An interesting point - some critics were convinced that the Pair Project wouldn't work because they thought that artists and scientists wouldn't/couldn't be paired together - also the Eat Project was between artists and engineers. The artists already had these great visions. So one of the things we had to do when inviting the artist was to make sure that the artist didn't come in with great visions - hard to do actually, not to mention the fact that the scientists had visions too - to see into the future. So you had to make the collaboration work by the artist and scientist working and creating their vision together. Otherwise you get the scientist being the tech guy for the artist and the artist being the beautifier of the science work. That's why you hire designers - scientists actually need designers.

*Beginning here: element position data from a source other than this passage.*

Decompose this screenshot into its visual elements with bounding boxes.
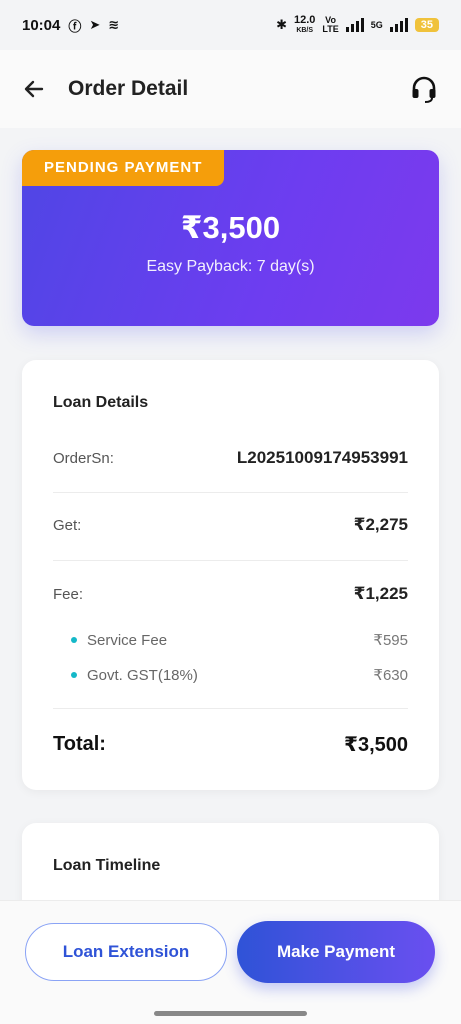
- fee-item-service: Service Fee ₹595: [53, 631, 408, 649]
- loan-details-title: Loan Details: [53, 394, 149, 411]
- order-label: OrderSn:: [53, 449, 114, 467]
- payment-summary-card: PENDING PAYMENT ₹3,500 Easy Payback: 7 d…: [22, 150, 439, 326]
- order-number: L20251009174953991: [236, 448, 408, 467]
- network-speed-unit: KB/S: [296, 26, 314, 34]
- fee-row: Fee: ₹1,225: [53, 584, 408, 604]
- status-right: ✱ 12.0 KB/S Vo LTE 5G 35: [276, 13, 439, 35]
- page-title: Order Detail: [68, 77, 189, 100]
- loan-extension-button[interactable]: Loan Extension: [25, 923, 227, 981]
- fee-label: Fee:: [53, 585, 84, 603]
- signal-strength-icon-2: [389, 18, 408, 32]
- order-row: OrderSn: L20251009174953991: [53, 448, 408, 468]
- home-indicator[interactable]: [154, 1011, 307, 1016]
- make-payment-button[interactable]: Make Payment: [237, 921, 435, 983]
- get-row: Get: ₹2,275: [53, 515, 408, 535]
- gst-label: Govt. GST(18%): [87, 666, 198, 684]
- bluetooth-icon: ✱: [276, 17, 287, 32]
- network-type: 5G: [370, 19, 383, 30]
- status-left: 10:04 ⓕ ➤ ≋: [22, 16, 119, 35]
- signal-strength-icon: [345, 18, 364, 32]
- gst-value: ₹630: [373, 667, 408, 684]
- bullet-dot-icon: [71, 637, 77, 643]
- get-amount: ₹2,275: [353, 515, 408, 534]
- headset-support-icon[interactable]: [409, 74, 439, 104]
- get-label: Get:: [53, 516, 82, 534]
- status-bar: 10:04 ⓕ ➤ ≋ ✱ 12.0 KB/S Vo LTE 5G 35: [0, 0, 461, 50]
- divider: [53, 708, 408, 709]
- divider: [53, 492, 408, 493]
- service-fee-label: Service Fee: [87, 631, 168, 649]
- network-speed-value: 12.0: [293, 13, 316, 26]
- status-badge: PENDING PAYMENT: [22, 150, 225, 186]
- back-arrow-icon[interactable]: [22, 77, 46, 101]
- facebook-icon: ⓕ: [68, 18, 82, 34]
- service-fee-value: ₹595: [373, 632, 408, 649]
- divider: [53, 560, 408, 561]
- app-header: Order Detail: [0, 50, 461, 128]
- network-speed: 12.0 KB/S: [293, 13, 316, 35]
- total-label: Total:: [53, 733, 106, 755]
- volte-indicator: Vo LTE: [322, 16, 338, 34]
- signal-app-icon: ≋: [108, 17, 120, 32]
- total-amount: ₹3,500: [344, 734, 408, 756]
- bottom-action-bar: Loan Extension Make Payment: [0, 900, 461, 1024]
- status-time: 10:04: [22, 16, 61, 34]
- fee-amount: ₹1,225: [353, 584, 408, 603]
- fee-item-gst: Govt. GST(18%) ₹630: [53, 666, 408, 684]
- loan-timeline-title: Loan Timeline: [53, 857, 161, 874]
- volte-bottom: LTE: [322, 24, 339, 34]
- battery-icon: 35: [414, 18, 439, 32]
- loan-details-card: Loan Details OrderSn: L20251009174953991…: [22, 360, 439, 790]
- bullet-dot-icon: [71, 672, 77, 678]
- amount-due: ₹3,500: [180, 210, 281, 245]
- payback-period: Easy Payback: 7 day(s): [146, 258, 315, 275]
- total-row: Total: ₹3,500: [53, 732, 408, 757]
- telegram-icon: ➤: [89, 17, 101, 32]
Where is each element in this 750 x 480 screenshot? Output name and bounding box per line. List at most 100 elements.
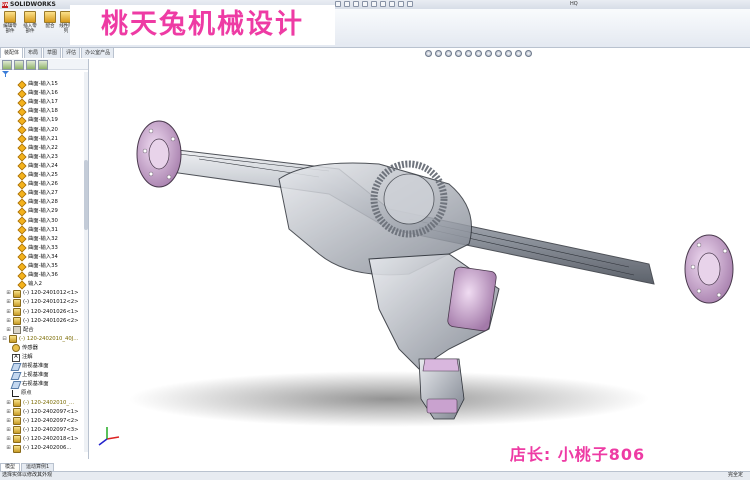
tree-item-surface[interactable]: 曲面-输入26 [17, 180, 58, 190]
zoom-to-fit-icon[interactable] [425, 50, 432, 57]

To go back to your point on the contracts - this IP issue is critical. As my fellow scientist here was saying, the Scientific World is being pushed very hard to be commercial. In fact the reason why we were let go at Xerox Park was not because they didn't like us but because the primary science organisation in the United States is being turned into an Engineering Lab that had to create a bottom line in three years.

To give an idea of the time required to create - from the gleam in a scientist's eye to the finished commercial product is between 13-15 years in many cases. And that's a long time. So at the Park all those things work together to create the whole. It's a very hands on approach to make work. It was very successful I thought although we did not try and pose it as monetary successful. The way we often say it is that we are trying to make better artists and better scientists, not better art and better science. Try and work at the individual human level. Corporations don't need help with innovation - have you been to a mall lately? I mean there's too much stuff, they already know how to do that. The harder part is making better people.